Dealing with HIV & AIDS stigma
HIV & AIDS-related stigma must be recognised and addressed. Levels of stigma are synonymous with levels of ignorance about HIV & AIDS. Therefore it is imperative that HIV & AIDS-related knowledge, awareness and practices include interventions to mitigate stigma.
Strategies aimed at reducing stigma must incorporate policies and programmes based on a comprehensive human rights approach. Also, in order to counter stigma, implementers must employ intervention strategies premised on a multiplicity of stakeholders and participatory initiatives - from planning and implementing through the evaluation stages of policies and programmes. Both communicators (senders) and receivers must actively participate in interventions. A client-centred approach that is sensitive to societal norms and which balances power must be developed. This approach should be characterised by gender sensitivity, audience segmentation and audience-appropriate messages to influence attitude and behaviour change that will positively influence awareness and stigma levels. Most importantly, such interventions must feature evidence-based programming and must be sustainable and result-orientated. The same needs to be applied to peer-education training and peer education itself.
Greater involvement of people living with HIV & AIDS (GIPA) in de-stigmatising the condition is vital to bringing the message to the community and to acting upon it.

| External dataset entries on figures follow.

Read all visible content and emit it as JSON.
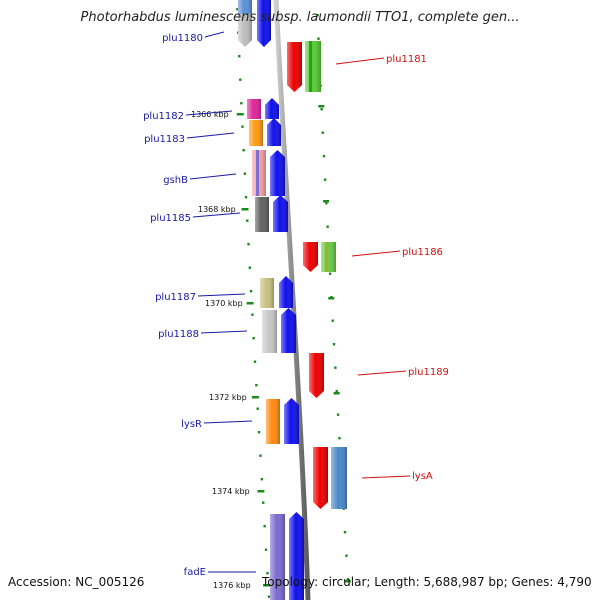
{
  "title": "Photorhabdus luminescens subsp. laumondii TTO1, complete gen...",
  "accession": "Accession: NC_005126",
  "topology": "Topology: circular; Length: 5,688,987 bp; Genes: 4,790",
  "colors": {
    "backbone": "#8a8a8a",
    "tick": "#1e8a1e",
    "left_label": "#1a1aa6",
    "right_label": "#cc1111",
    "cds_forward": "#0000ee",
    "cds_reverse": "#ee0000"
  },
  "ticks": [
    {
      "label": "1366 kbp"
    },
    {
      "label": "1368 kbp"
    },
    {
      "label": "1370 kbp"
    },
    {
      "label": "1372 kbp"
    },
    {
      "label": "1374 kbp"
    },
    {
      "label": "1376 kbp"
    }
  ],
  "genes_left": [
    {
      "name": "plu1180"
    },
    {
      "name": "plu1182"
    },
    {
      "name": "plu1183"
    },
    {
      "name": "gshB"
    },
    {
      "name": "plu1185"
    },
    {
      "name": "plu1187"
    },
    {
      "name": "plu1188"
    },
    {
      "name": "lysR"
    },
    {
      "name": "fadE"
    }
  ],
  "genes_right": [
    {
      "name": "plu1181"
    },
    {
      "name": "plu1186"
    },
    {
      "name": "plu1189"
    },
    {
      "name": "lysA"
    }
  ]
}
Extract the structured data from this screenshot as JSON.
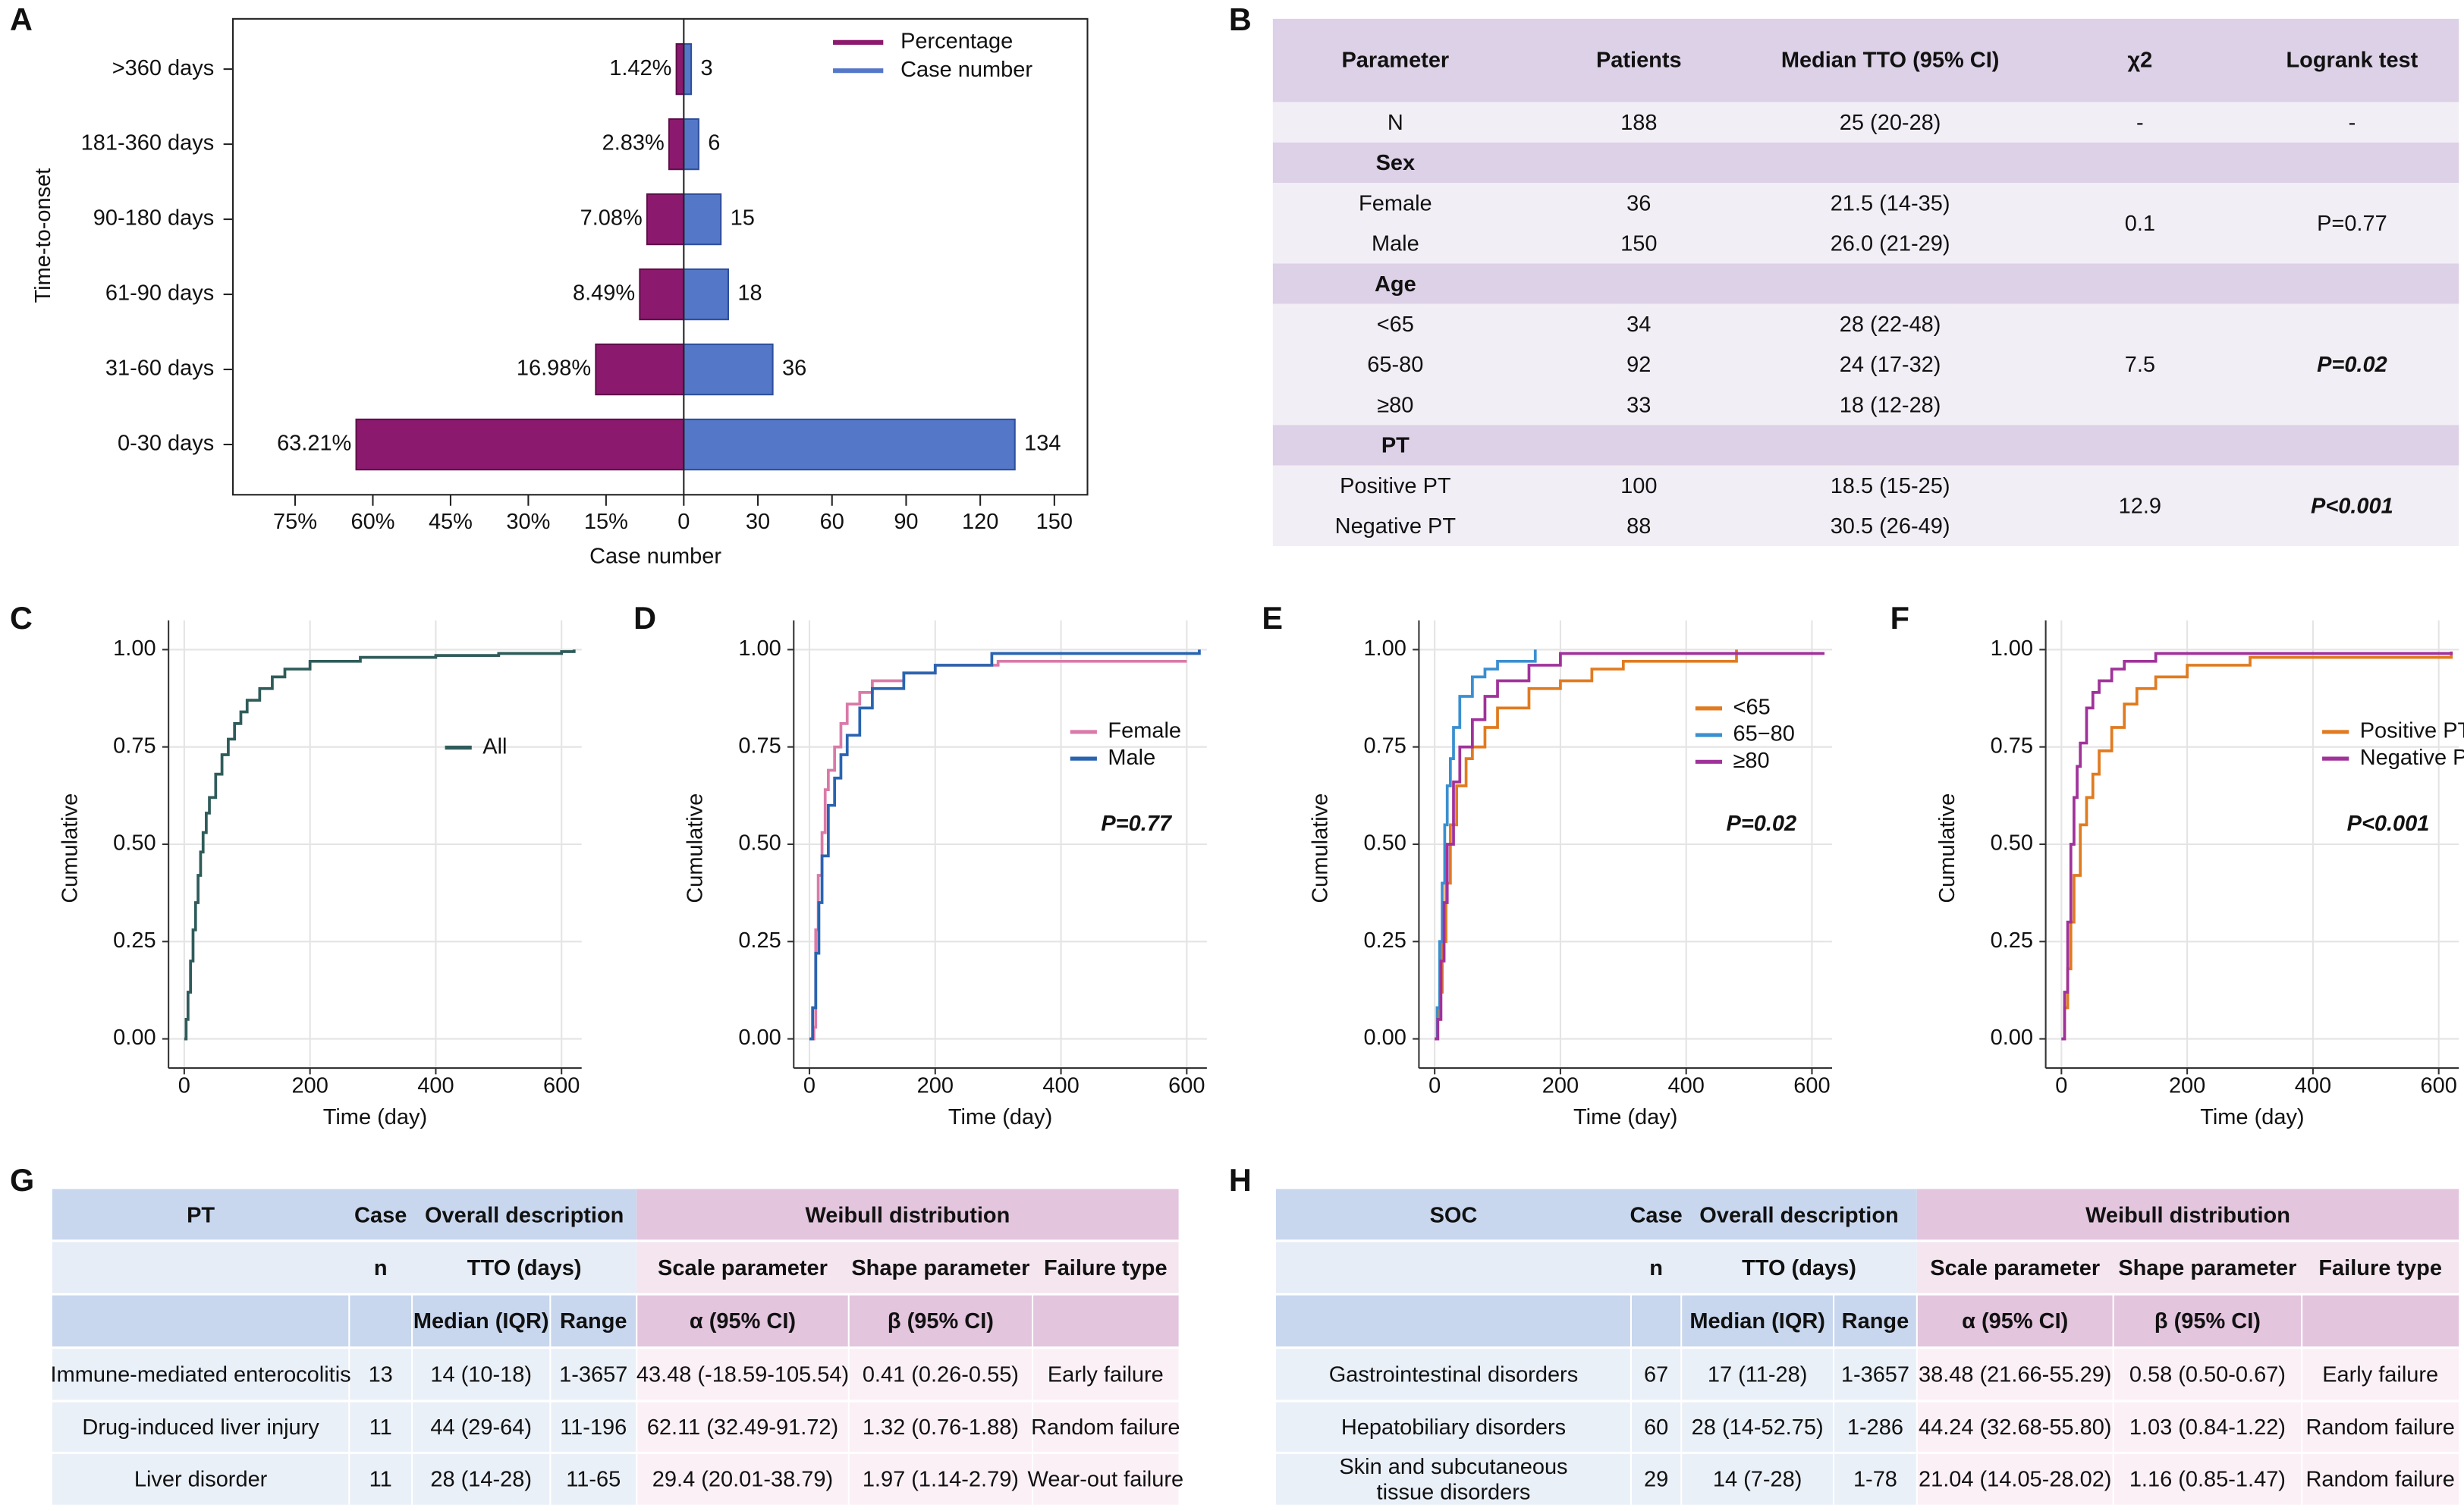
{
  "panel_labels": [
    "A",
    "B",
    "C",
    "D",
    "E",
    "F",
    "G",
    "H"
  ],
  "chart_data": [
    {
      "type": "butterfly",
      "categories": [
        ">360 days",
        "181-360 days",
        "90-180 days",
        "61-90 days",
        "31-60 days",
        "0-30 days"
      ],
      "series": [
        {
          "name": "Percentage",
          "color": "#8b1a6e",
          "axis": "x2",
          "values": [
            1.42,
            2.83,
            7.08,
            8.49,
            16.98,
            63.21
          ],
          "value_labels": [
            "1.42%",
            "2.83%",
            "7.08%",
            "8.49%",
            "16.98%",
            "63.21%"
          ]
        },
        {
          "name": "Case number",
          "color": "#5577c8",
          "values": [
            3,
            6,
            15,
            18,
            36,
            134
          ]
        }
      ],
      "xlim": [
        0,
        163.4
      ],
      "xticks": [
        0,
        30,
        60,
        90,
        120,
        150
      ],
      "x2lim": [
        0,
        87
      ],
      "x2ticks": [
        {
          "value": 15,
          "label": "15%"
        },
        {
          "value": 30,
          "label": "30%"
        },
        {
          "value": 45,
          "label": "45%"
        },
        {
          "value": 60,
          "label": "60%"
        },
        {
          "value": 75,
          "label": "75%"
        }
      ],
      "xlabel": "Case number",
      "ylabel": "Time-to-onset"
    },
    {
      "type": "step",
      "xlabel": "Time (day)",
      "ylabel": "Cumulative",
      "xlim": [
        -25,
        632
      ],
      "ylim": [
        -0.075,
        1.075
      ],
      "xticks": [
        0,
        200,
        400,
        600
      ],
      "yticks": [
        {
          "value": 0,
          "label": "0.00"
        },
        {
          "value": 0.25,
          "label": "0.25"
        },
        {
          "value": 0.5,
          "label": "0.50"
        },
        {
          "value": 0.75,
          "label": "0.75"
        },
        {
          "value": 1,
          "label": "1.00"
        }
      ],
      "grid": true,
      "series": [
        {
          "name": "All",
          "color": "#2f5c5a",
          "x": [
            0,
            3,
            6,
            10,
            14,
            18,
            22,
            26,
            30,
            35,
            40,
            50,
            60,
            70,
            80,
            90,
            100,
            120,
            140,
            160,
            200,
            280,
            400,
            500,
            600,
            620
          ],
          "values": [
            0,
            0.05,
            0.12,
            0.2,
            0.28,
            0.35,
            0.42,
            0.48,
            0.53,
            0.58,
            0.62,
            0.68,
            0.73,
            0.77,
            0.81,
            0.84,
            0.87,
            0.9,
            0.93,
            0.95,
            0.97,
            0.98,
            0.985,
            0.99,
            0.995,
            1.0
          ]
        }
      ]
    },
    {
      "type": "step",
      "xlabel": "Time (day)",
      "ylabel": "Cumulative",
      "xlim": [
        -25,
        632
      ],
      "ylim": [
        -0.075,
        1.075
      ],
      "xticks": [
        0,
        200,
        400,
        600
      ],
      "yticks": [
        {
          "value": 0,
          "label": "0.00"
        },
        {
          "value": 0.25,
          "label": "0.25"
        },
        {
          "value": 0.5,
          "label": "0.50"
        },
        {
          "value": 0.75,
          "label": "0.75"
        },
        {
          "value": 1,
          "label": "1.00"
        }
      ],
      "grid": true,
      "annotation": "P=0.77",
      "series": [
        {
          "name": "Female",
          "color": "#d97aa8",
          "x": [
            0,
            7,
            10,
            14,
            20,
            25,
            30,
            40,
            50,
            60,
            80,
            100,
            150,
            200,
            300,
            600
          ],
          "values": [
            0,
            0.03,
            0.28,
            0.42,
            0.53,
            0.64,
            0.69,
            0.75,
            0.81,
            0.86,
            0.89,
            0.92,
            0.94,
            0.96,
            0.97,
            0.97
          ]
        },
        {
          "name": "Male",
          "color": "#2a64b0",
          "x": [
            0,
            5,
            10,
            15,
            20,
            30,
            40,
            50,
            60,
            80,
            100,
            150,
            200,
            290,
            500,
            620
          ],
          "values": [
            0,
            0.08,
            0.22,
            0.35,
            0.47,
            0.6,
            0.67,
            0.73,
            0.78,
            0.85,
            0.9,
            0.94,
            0.96,
            0.99,
            0.99,
            1.0
          ]
        }
      ]
    },
    {
      "type": "step",
      "xlabel": "Time (day)",
      "ylabel": "Cumulative",
      "xlim": [
        -25,
        632
      ],
      "ylim": [
        -0.075,
        1.075
      ],
      "xticks": [
        0,
        200,
        400,
        600
      ],
      "yticks": [
        {
          "value": 0,
          "label": "0.00"
        },
        {
          "value": 0.25,
          "label": "0.25"
        },
        {
          "value": 0.5,
          "label": "0.50"
        },
        {
          "value": 0.75,
          "label": "0.75"
        },
        {
          "value": 1,
          "label": "1.00"
        }
      ],
      "grid": true,
      "annotation": "P=0.02",
      "series": [
        {
          "name": "<65",
          "color": "#e07b20",
          "x": [
            0,
            5,
            8,
            12,
            18,
            25,
            35,
            50,
            60,
            80,
            100,
            150,
            200,
            250,
            300,
            480
          ],
          "values": [
            0,
            0.05,
            0.12,
            0.25,
            0.4,
            0.55,
            0.65,
            0.72,
            0.75,
            0.8,
            0.85,
            0.9,
            0.92,
            0.95,
            0.97,
            1.0
          ]
        },
        {
          "name": "65−80",
          "color": "#3a8fd0",
          "x": [
            0,
            4,
            8,
            12,
            16,
            20,
            25,
            30,
            40,
            60,
            80,
            100,
            130,
            160
          ],
          "values": [
            0,
            0.08,
            0.25,
            0.4,
            0.55,
            0.65,
            0.72,
            0.8,
            0.88,
            0.93,
            0.95,
            0.97,
            0.97,
            1.0
          ]
        },
        {
          "name": "≥80",
          "color": "#a0329a",
          "x": [
            0,
            5,
            10,
            15,
            20,
            30,
            40,
            60,
            80,
            100,
            150,
            200,
            300,
            620
          ],
          "values": [
            0,
            0.05,
            0.2,
            0.35,
            0.5,
            0.66,
            0.75,
            0.82,
            0.88,
            0.92,
            0.96,
            0.99,
            0.99,
            0.99
          ]
        }
      ]
    },
    {
      "type": "step",
      "xlabel": "Time (day)",
      "ylabel": "Cumulative",
      "xlim": [
        -25,
        632
      ],
      "ylim": [
        -0.075,
        1.075
      ],
      "xticks": [
        0,
        200,
        400,
        600
      ],
      "yticks": [
        {
          "value": 0,
          "label": "0.00"
        },
        {
          "value": 0.25,
          "label": "0.25"
        },
        {
          "value": 0.5,
          "label": "0.50"
        },
        {
          "value": 0.75,
          "label": "0.75"
        },
        {
          "value": 1,
          "label": "1.00"
        }
      ],
      "grid": true,
      "annotation": "P<0.001",
      "series": [
        {
          "name": "Positive PT",
          "color": "#e07b20",
          "x": [
            0,
            5,
            10,
            15,
            20,
            30,
            40,
            50,
            60,
            80,
            100,
            120,
            150,
            200,
            300,
            400,
            620
          ],
          "values": [
            0,
            0.08,
            0.18,
            0.3,
            0.42,
            0.55,
            0.62,
            0.68,
            0.74,
            0.8,
            0.86,
            0.9,
            0.93,
            0.96,
            0.98,
            0.98,
            0.99
          ]
        },
        {
          "name": "Negative PT",
          "color": "#a0329a",
          "x": [
            0,
            5,
            10,
            15,
            20,
            25,
            30,
            40,
            50,
            60,
            80,
            100,
            150,
            200,
            620
          ],
          "values": [
            0,
            0.12,
            0.3,
            0.5,
            0.62,
            0.7,
            0.76,
            0.85,
            0.89,
            0.92,
            0.95,
            0.97,
            0.99,
            0.99,
            0.995
          ]
        }
      ]
    }
  ],
  "table_b": {
    "header": [
      "Parameter",
      "Patients",
      "Median TTO (95% CI)",
      "χ2",
      "Logrank test"
    ],
    "sections": [
      {
        "rows": [
          [
            "N",
            "188",
            "25 (20-28)"
          ]
        ],
        "chi2": "-",
        "logrank": "-",
        "logrank_bold": false
      },
      {
        "title": "Sex",
        "rows": [
          [
            "Female",
            "36",
            "21.5 (14-35)"
          ],
          [
            "Male",
            "150",
            "26.0 (21-29)"
          ]
        ],
        "chi2": "0.1",
        "logrank": "P=0.77",
        "logrank_bold": false
      },
      {
        "title": "Age",
        "rows": [
          [
            "<65",
            "34",
            "28 (22-48)"
          ],
          [
            "65-80",
            "92",
            "24 (17-32)"
          ],
          [
            "≥80",
            "33",
            "18 (12-28)"
          ]
        ],
        "chi2": "7.5",
        "logrank": "P=0.02",
        "logrank_bold": true
      },
      {
        "title": "PT",
        "rows": [
          [
            "Positive PT",
            "100",
            "18.5 (15-25)"
          ],
          [
            "Negative PT",
            "88",
            "30.5 (26-49)"
          ]
        ],
        "chi2": "12.9",
        "logrank": "P<0.001",
        "logrank_bold": true
      }
    ]
  },
  "table_g": {
    "header": [
      [
        "PT",
        "Case",
        "Overall description",
        "Weibull distribution"
      ],
      [
        "n",
        "TTO (days)",
        "Scale parameter",
        "Shape parameter",
        "Failure type"
      ],
      [
        "Median (IQR)",
        "Range",
        "α (95% CI)",
        "β (95% CI)"
      ]
    ],
    "body": [
      [
        "Immune-mediated enterocolitis",
        "13",
        "14 (10-18)",
        "1-3657",
        "43.48 (-18.59-105.54)",
        "0.41 (0.26-0.55)",
        "Early failure"
      ],
      [
        "Drug-induced liver injury",
        "11",
        "44 (29-64)",
        "11-196",
        "62.11 (32.49-91.72)",
        "1.32 (0.76-1.88)",
        "Random failure"
      ],
      [
        "Liver disorder",
        "11",
        "28 (14-28)",
        "11-65",
        "29.4 (20.01-38.79)",
        "1.97 (1.14-2.79)",
        "Wear-out failure"
      ]
    ]
  },
  "table_h": {
    "header": [
      [
        "SOC",
        "Case",
        "Overall description",
        "Weibull distribution"
      ],
      [
        "n",
        "TTO (days)",
        "Scale parameter",
        "Shape parameter",
        "Failure type"
      ],
      [
        "Median (IQR)",
        "Range",
        "α (95% CI)",
        "β (95% CI)"
      ]
    ],
    "body": [
      [
        "Gastrointestinal disorders",
        "67",
        "17 (11-28)",
        "1-3657",
        "38.48 (21.66-55.29)",
        "0.58 (0.50-0.67)",
        "Early failure"
      ],
      [
        "Hepatobiliary disorders",
        "60",
        "28 (14-52.75)",
        "1-286",
        "44.24 (32.68-55.80)",
        "1.03 (0.84-1.22)",
        "Random failure"
      ],
      [
        "Skin and subcutaneous\ntissue disorders",
        "29",
        "14 (7-28)",
        "1-78",
        "21.04 (14.05-28.02)",
        "1.16 (0.85-1.47)",
        "Random failure"
      ]
    ]
  }
}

The GIPA components of peer support and support groups, peer education, advocacy, public education, disclosure and positive living emphasise that HIV & AIDS, and not people living with the disease, is the problem. Knowledge stimulates a positive counter-response: "...those directly affected are integrally involved in decision-making processes, as well as in planning and implementing diverse strategies"(5) such as those outlined above.
Conclusion
In the end, HIV-related stigma reinforces ignorance and pre-existing stigma. It devalues individuals by socially marginalising them, and negatively impacts on HIV mitigations meant to counter the epidemic. Marginalised individuals are gagged and become voiceless, while HIV is left to spread unabated. This results in higher incidences of transmission, re-infection, late or no enrolment in treatment, opportunistic infections, drug resistance, drug-resistant tuberculosis, non-adherence to treatment, and high mortality rates - all of which could have been avoided with early diagnosis, treatment and adherence, complemented by the eradication of stigma.
Written by: Tumelo Itumeleng Nxumalo (1)
NOTES:
(1) Contact Tumelo Itumeleng Nxumalo through Consultancy Africa Intelligence's HIV & AIDS Unit (hiv.aids@consultancyafrica.com).
(2) Barrett-Grant et al., "HIV/AIDS and the law," AIDS Law (2001).
(3) Malungelo Booi, Lubabalo Ngcukana and Sashni Pather, ‘AIDS rumour kills 5: Mom driven to poison four young kids, then herself,' Times Live, 1 September 2009. Available at http://www.timeslive.co.za.
(4) Gouge, J. et al., "Stigma, identity and resistance among people living with HIV in South Africa," in Journal of Social Aspects of HIV, 6(3): 95.
(5) Morrison, K. "Breaking the cycle: Stigma, discrimination, internal stigma and HIV," in USAID (2006): 10-11.